Sueños en la eurorregión

GALICIA

Había una vez un país con un aeropuerto en su capital, al que se podía acceder desde las grandes áreas urbanas del norte y del sur en un tren de altas prestaciones del eje atlántico y en media hora. Cuando se diseñó ese moderno corredor ferroviario se pensó en esta crucial intermodalidad con el aeropuerto central. Así, tenía masa crítica para atraer compañías, rutas y operadoras, sin necesidad de que los que no viajaban en avión pagasen parte del billete de los que sí lo hacían. Todos, usuarios y no usuarios, ganaban.

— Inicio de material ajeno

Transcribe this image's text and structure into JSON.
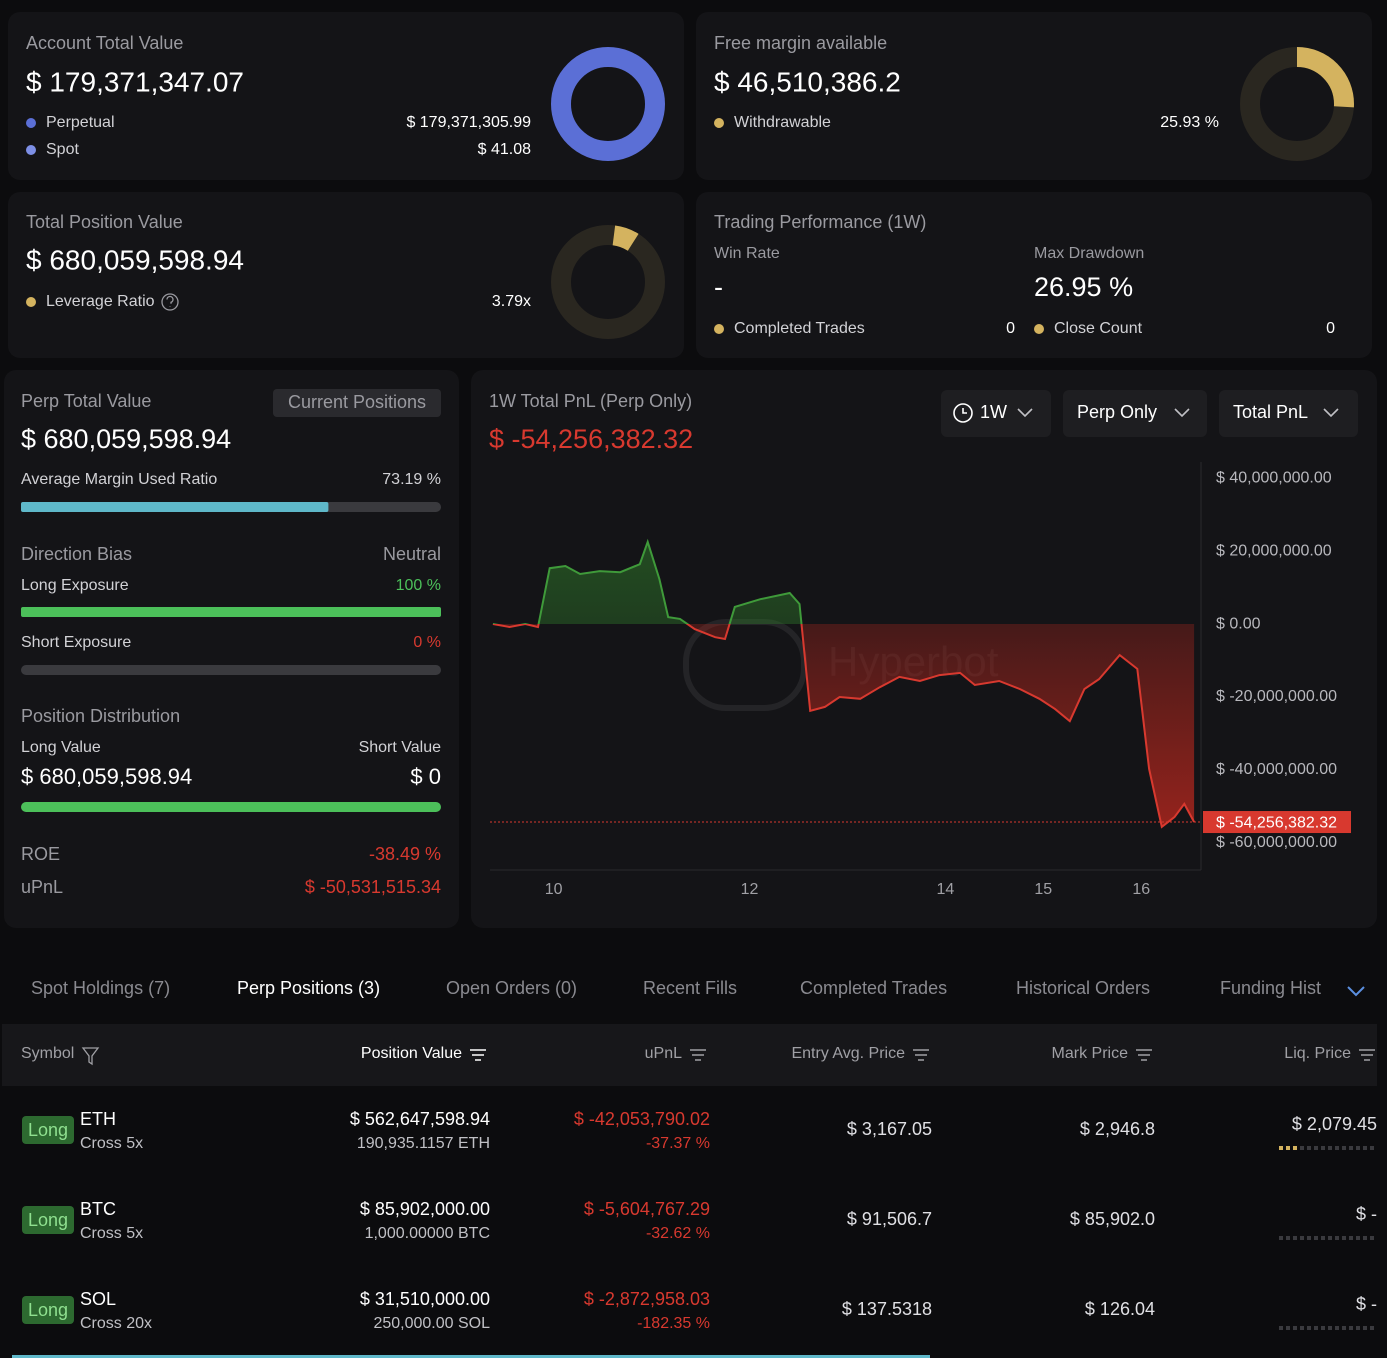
{
  "cards": {
    "account": {
      "title": "Account Total Value",
      "value": "$ 179,371,347.07",
      "items": [
        {
          "label": "Perpetual",
          "value": {
            "value": 179371305.99,
            "label": "$ 179,371,305.99"
          }
        },
        {
          "label": "Spot",
          "value": {
            "value": 41.08,
            "label": "$ 41.08"
          }
        }
      ]
    },
    "margin": {
      "title": "Free margin available",
      "value": "$ 46,510,386.2",
      "items": [
        {
          "label": "Withdrawable",
          "value": {
            "value": 25.93,
            "label": "25.93 %"
          }
        }
      ]
    },
    "position": {
      "title": "Total Position Value",
      "value": "$ 680,059,598.94",
      "items": [
        {
          "label": "Leverage Ratio",
          "value": "3.79x"
        }
      ]
    },
    "performance": {
      "title": "Trading Performance (1W)",
      "win_rate_label": "Win Rate",
      "win_rate": "-",
      "max_drawdown_label": "Max Drawdown",
      "max_drawdown": "26.95 %",
      "completed_trades_label": "Completed Trades",
      "completed_trades": 0,
      "close_count_label": "Close Count",
      "close_count": 0
    }
  },
  "perp": {
    "title": "Perp Total Value",
    "button": "Current Positions",
    "value": "$ 680,059,598.94",
    "margin_ratio_label": "Average Margin Used Ratio",
    "margin_ratio": {
      "value": 73.19,
      "label": "73.19 %"
    },
    "bias_label": "Direction Bias",
    "bias": "Neutral",
    "long_label": "Long Exposure",
    "long": {
      "value": 100,
      "label": "100 %"
    },
    "short_label": "Short Exposure",
    "short": {
      "value": 0,
      "label": "0 %"
    },
    "distribution_label": "Position Distribution",
    "long_value_label": "Long Value",
    "short_value_label": "Short Value",
    "long_value": "$ 680,059,598.94",
    "short_value": "$ 0",
    "roe_label": "ROE",
    "roe": "-38.49 %",
    "upnl_label": "uPnL",
    "upnl": "$ -50,531,515.34"
  },
  "pnl_chart": {
    "type": "line",
    "title": "1W Total PnL (Perp Only)",
    "filters": [
      "1W",
      "Perp Only",
      "Total PnL"
    ],
    "watermark": "Hyperbot",
    "current": {
      "value": -54256382.32,
      "label": "$ -54,256,382.32"
    },
    "x": [
      9.38,
      9.55,
      9.71,
      9.84,
      9.96,
      10.12,
      10.27,
      10.47,
      10.68,
      10.88,
      10.96,
      11.08,
      11.17,
      11.29,
      11.44,
      11.65,
      11.75,
      11.85,
      12.11,
      12.41,
      12.51,
      12.62,
      12.77,
      12.92,
      13.13,
      13.33,
      13.53,
      13.74,
      13.94,
      14.15,
      14.3,
      14.55,
      14.76,
      14.96,
      15.12,
      15.27,
      15.42,
      15.57,
      15.78,
      15.96,
      16.08,
      16.21,
      16.34,
      16.44,
      16.54
    ],
    "values": [
      0,
      -800000,
      0,
      -800000,
      15300000,
      15900000,
      13700000,
      14500000,
      14200000,
      16400000,
      22500000,
      12300000,
      1900000,
      1400000,
      -1400000,
      -3600000,
      -4100000,
      4700000,
      6800000,
      8500000,
      5500000,
      -23800000,
      -22700000,
      -20000000,
      -20500000,
      -17300000,
      -14500000,
      -15600000,
      -14000000,
      -13400000,
      -16700000,
      -15600000,
      -17800000,
      -20500000,
      -23300000,
      -26600000,
      -17800000,
      -15100000,
      -8500000,
      -12300000,
      -39700000,
      -55600000,
      -52900000,
      -49300000,
      -54256382.32
    ],
    "xlim": [
      9.35,
      16.6
    ],
    "xticks": [
      10,
      12,
      14,
      15,
      16
    ],
    "ylim": [
      -67400000,
      44400000
    ],
    "yticks": [
      {
        "value": 40000000,
        "label": "$ 40,000,000.00"
      },
      {
        "value": 20000000,
        "label": "$ 20,000,000.00"
      },
      {
        "value": 0,
        "label": "$ 0.00"
      },
      {
        "value": -20000000,
        "label": "$ -20,000,000.00"
      },
      {
        "value": -40000000,
        "label": "$ -40,000,000.00"
      },
      {
        "value": -60000000,
        "label": "$ -60,000,000.00"
      }
    ],
    "positive_color": "#3f9a3a",
    "negative_color": "#d8392f"
  },
  "tabs": {
    "items": [
      "Spot Holdings (7)",
      "Perp Positions (3)",
      "Open Orders (0)",
      "Recent Fills",
      "Completed Trades",
      "Historical Orders",
      "Funding Hist"
    ],
    "active": 1
  },
  "table": {
    "columns": [
      "Symbol",
      "Position Value",
      "uPnL",
      "Entry Avg. Price",
      "Mark Price",
      "Liq. Price"
    ],
    "rows": [
      {
        "side": "Long",
        "symbol": "ETH",
        "margin": "Cross 5x",
        "position_value": "$ 562,647,598.94",
        "size": "190,935.1157 ETH",
        "upnl": "$ -42,053,790.02",
        "upnl_pct": "-37.37 %",
        "entry": "$ 3,167.05",
        "mark": "$ 2,946.8",
        "liq": "$ 2,079.45"
      },
      {
        "side": "Long",
        "symbol": "BTC",
        "margin": "Cross 5x",
        "position_value": "$ 85,902,000.00",
        "size": "1,000.00000 BTC",
        "upnl": "$ -5,604,767.29",
        "upnl_pct": "-32.62 %",
        "entry": "$ 91,506.7",
        "mark": "$ 85,902.0",
        "liq": "$ -"
      },
      {
        "side": "Long",
        "symbol": "SOL",
        "margin": "Cross 20x",
        "position_value": "$ 31,510,000.00",
        "size": "250,000.00 SOL",
        "upnl": "$ -2,872,958.03",
        "upnl_pct": "-182.35 %",
        "entry": "$ 137.5318",
        "mark": "$ 126.04",
        "liq": "$ -"
      }
    ]
  }
}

En ese aeropuerto no se habían realizado ampliaciones que no estuviesen justificadas por estimaciones de demanda. Máxime cuando todos sabían que en el entorno de la eurorregión transfronteriza de la que formaban parte existía otro aeropuerto internacional que servía a un área de mercado mayor. Y que estaba a una hora de trayecto para muchos posibles usuarios.

Ese país tenía empresas que competían en la economía global y que, además de pasajeros, demandaban una infraestructura aérea para mercancías de alto valor añadido (no solo confección) que permitiese situar sus productos en cualquier punto con los mínimos transbordos. Tenían amplias terminales de carga, modernas e intermodales, para evitar deslocalizaciones en la eurorregión y facilitar la localización de áreas logísticas asociadas a las necesidades de grandes y medianas empresas. Cualquier parecido de ese país con Galicia es mera coincidencia.